CogStack
CogStack is an NHS developed platform composed of a range of modular components, enabling deep search of entire hospital records and use of advanced language AI to extract concepts found in unstructured data (free text records, letters, and summaries) (Figure 1).
The Cogstack platform as a whole includes the following:
- Data pipelines to centralise and lake clinical data including structured data i.e. observations, results, and unstructured data i.e. clinical narratives such as clinic letters, discharge and admission summaries and radiology reports also varying formats e.g. binary word docs, PDFs, images.
- Data held in a database to enable search and visualisation of millions of distinct data points in near-real-time.
- Language AI models process clinical text to standardised clinical terminologies (SNOMED-CT) to create interoperable clinical data. This allows discovery of patient phenotypes and characteristics that were previously only accessible by having humans read through millions of clinical notes.
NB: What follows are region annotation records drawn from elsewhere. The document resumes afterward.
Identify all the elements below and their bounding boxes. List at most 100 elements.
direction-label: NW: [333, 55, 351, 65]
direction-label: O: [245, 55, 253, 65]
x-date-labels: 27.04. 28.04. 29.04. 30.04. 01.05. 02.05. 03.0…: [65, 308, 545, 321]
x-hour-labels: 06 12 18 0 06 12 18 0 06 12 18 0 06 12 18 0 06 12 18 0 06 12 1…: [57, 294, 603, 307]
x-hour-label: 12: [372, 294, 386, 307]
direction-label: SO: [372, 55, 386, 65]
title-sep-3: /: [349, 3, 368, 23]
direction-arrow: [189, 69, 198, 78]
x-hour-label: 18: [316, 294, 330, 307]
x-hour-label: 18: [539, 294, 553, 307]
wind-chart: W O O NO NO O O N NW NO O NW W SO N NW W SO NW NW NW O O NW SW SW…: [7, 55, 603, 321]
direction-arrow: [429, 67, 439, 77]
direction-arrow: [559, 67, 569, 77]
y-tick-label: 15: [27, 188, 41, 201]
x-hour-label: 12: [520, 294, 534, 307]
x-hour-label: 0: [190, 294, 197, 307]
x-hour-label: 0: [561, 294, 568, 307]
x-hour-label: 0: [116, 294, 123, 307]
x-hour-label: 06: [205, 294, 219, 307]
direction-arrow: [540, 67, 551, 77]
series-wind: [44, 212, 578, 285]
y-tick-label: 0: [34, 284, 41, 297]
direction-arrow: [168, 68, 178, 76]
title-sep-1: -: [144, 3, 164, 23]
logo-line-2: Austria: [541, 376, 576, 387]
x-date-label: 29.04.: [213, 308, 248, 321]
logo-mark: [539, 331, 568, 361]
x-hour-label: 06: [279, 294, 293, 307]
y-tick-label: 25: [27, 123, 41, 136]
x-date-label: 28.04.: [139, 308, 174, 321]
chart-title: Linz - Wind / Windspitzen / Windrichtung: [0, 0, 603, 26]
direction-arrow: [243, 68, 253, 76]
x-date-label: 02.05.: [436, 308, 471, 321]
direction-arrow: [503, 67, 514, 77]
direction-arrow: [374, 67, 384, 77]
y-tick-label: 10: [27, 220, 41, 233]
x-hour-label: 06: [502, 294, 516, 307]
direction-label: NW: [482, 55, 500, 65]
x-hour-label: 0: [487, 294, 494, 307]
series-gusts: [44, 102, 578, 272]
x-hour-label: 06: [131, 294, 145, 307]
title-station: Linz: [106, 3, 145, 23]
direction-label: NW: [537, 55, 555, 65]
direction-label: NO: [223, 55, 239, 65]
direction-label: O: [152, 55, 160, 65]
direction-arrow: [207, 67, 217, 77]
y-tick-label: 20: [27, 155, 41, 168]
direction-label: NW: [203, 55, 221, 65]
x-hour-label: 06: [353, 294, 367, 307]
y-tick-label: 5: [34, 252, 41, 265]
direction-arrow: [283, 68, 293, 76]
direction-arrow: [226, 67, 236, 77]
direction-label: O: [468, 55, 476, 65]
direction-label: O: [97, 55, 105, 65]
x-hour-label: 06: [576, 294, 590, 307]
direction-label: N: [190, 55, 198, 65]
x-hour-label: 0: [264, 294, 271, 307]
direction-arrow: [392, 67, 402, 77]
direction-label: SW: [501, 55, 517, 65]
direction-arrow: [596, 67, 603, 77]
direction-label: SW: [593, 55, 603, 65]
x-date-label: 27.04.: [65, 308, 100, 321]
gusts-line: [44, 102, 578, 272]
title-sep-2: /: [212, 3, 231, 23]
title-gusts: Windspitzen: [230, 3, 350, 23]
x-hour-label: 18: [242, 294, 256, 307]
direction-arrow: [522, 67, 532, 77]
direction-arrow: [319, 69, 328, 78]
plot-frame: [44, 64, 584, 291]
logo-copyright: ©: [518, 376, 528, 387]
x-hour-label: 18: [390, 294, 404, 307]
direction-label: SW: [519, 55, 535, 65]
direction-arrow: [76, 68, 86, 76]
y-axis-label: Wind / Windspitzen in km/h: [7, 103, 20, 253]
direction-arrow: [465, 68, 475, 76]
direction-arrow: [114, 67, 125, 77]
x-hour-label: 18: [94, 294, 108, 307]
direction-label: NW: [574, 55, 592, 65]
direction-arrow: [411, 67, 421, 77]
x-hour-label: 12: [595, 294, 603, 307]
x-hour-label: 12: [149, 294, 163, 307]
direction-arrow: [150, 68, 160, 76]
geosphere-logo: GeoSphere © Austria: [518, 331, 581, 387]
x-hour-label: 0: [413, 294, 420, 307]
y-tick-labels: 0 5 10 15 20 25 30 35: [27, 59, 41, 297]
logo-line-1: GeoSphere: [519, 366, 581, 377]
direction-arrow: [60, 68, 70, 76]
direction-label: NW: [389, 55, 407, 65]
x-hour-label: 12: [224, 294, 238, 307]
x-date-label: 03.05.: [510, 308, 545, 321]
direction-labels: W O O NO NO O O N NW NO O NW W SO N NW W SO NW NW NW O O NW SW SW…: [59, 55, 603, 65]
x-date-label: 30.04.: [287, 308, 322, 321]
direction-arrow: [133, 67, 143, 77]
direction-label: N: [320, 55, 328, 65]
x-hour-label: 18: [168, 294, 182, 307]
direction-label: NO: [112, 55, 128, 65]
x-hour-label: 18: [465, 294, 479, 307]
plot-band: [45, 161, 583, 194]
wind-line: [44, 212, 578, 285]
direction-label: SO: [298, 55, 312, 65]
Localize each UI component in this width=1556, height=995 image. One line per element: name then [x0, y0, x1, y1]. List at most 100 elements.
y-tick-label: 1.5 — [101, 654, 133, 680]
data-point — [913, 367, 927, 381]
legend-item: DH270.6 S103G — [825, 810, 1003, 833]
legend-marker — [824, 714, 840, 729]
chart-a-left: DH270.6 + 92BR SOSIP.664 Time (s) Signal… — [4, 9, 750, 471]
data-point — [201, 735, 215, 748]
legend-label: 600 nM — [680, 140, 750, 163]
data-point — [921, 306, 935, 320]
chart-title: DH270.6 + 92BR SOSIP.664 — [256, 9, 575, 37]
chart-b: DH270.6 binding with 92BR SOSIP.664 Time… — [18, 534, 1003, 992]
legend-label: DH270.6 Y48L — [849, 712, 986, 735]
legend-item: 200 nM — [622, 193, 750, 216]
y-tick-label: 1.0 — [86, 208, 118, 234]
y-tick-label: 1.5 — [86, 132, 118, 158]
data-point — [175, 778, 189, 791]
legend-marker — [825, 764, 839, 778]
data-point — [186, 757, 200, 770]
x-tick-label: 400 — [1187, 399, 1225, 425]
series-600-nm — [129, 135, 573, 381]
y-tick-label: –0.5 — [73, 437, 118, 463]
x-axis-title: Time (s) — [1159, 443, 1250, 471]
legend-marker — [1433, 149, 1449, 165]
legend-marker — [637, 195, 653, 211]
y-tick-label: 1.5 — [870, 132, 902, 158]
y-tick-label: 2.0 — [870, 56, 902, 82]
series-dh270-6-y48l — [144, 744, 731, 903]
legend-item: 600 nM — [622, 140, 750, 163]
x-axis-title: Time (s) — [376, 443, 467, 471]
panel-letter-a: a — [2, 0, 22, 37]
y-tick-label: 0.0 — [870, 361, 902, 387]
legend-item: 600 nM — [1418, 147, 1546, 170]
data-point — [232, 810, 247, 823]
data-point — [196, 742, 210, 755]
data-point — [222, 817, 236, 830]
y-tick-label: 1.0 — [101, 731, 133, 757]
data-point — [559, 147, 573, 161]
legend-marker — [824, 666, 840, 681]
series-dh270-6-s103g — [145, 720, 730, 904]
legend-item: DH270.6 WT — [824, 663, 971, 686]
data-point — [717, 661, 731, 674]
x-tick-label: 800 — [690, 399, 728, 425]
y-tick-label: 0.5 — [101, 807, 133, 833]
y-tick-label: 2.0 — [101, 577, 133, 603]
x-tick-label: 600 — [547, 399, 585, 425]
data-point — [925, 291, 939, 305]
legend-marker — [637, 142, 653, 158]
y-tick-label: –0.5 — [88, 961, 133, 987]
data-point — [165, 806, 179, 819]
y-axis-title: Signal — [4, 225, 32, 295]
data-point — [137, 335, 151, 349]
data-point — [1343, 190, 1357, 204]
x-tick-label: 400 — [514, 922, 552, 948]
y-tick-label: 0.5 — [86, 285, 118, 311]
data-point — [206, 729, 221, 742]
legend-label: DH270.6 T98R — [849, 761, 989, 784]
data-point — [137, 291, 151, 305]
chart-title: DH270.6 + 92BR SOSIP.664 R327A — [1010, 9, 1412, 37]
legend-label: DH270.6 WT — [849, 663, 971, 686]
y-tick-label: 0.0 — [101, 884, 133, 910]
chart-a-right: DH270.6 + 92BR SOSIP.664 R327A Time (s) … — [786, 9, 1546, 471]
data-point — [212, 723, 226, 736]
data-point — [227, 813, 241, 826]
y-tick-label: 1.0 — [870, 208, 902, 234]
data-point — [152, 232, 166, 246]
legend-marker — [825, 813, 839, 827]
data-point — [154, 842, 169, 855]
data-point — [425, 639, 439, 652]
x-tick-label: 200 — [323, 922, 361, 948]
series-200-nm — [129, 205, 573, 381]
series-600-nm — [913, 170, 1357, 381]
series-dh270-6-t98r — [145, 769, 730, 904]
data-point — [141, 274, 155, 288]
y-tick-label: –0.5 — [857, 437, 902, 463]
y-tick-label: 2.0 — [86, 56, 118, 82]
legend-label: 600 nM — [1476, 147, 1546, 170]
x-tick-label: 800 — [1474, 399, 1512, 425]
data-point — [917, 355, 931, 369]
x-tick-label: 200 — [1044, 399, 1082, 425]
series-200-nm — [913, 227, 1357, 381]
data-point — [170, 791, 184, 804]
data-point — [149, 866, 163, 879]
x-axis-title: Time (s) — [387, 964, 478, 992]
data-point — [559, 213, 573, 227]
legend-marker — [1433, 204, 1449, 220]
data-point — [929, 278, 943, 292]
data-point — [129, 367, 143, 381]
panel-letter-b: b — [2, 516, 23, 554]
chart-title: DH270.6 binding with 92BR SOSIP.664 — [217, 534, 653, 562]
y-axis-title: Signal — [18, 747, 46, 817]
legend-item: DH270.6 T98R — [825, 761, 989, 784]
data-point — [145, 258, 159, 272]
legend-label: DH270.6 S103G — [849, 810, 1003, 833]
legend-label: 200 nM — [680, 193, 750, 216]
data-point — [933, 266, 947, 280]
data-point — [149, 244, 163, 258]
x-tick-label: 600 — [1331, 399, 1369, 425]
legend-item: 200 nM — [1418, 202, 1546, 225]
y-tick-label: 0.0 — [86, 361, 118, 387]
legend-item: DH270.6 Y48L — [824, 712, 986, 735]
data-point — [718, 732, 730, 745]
- ‘Deep phenotyping’ using rich concepts and biomarkers that are not accessible from any other data source, with capability to support clinical research and trial recruitment.
The full platform is fully deployed in three London NHS Trusts, in process of deployment in others. As part of the SDE programme, existing CogStack pipelines will be used to enrich data held within Trusts for analytics and research (including via FLIP with integration to multi-modal data). In addition, integration of CogStack within GP vendor systems and the London Data Service will enable the systematic extraction of concepts from the unstructured primary care record, for the first time in the NHS.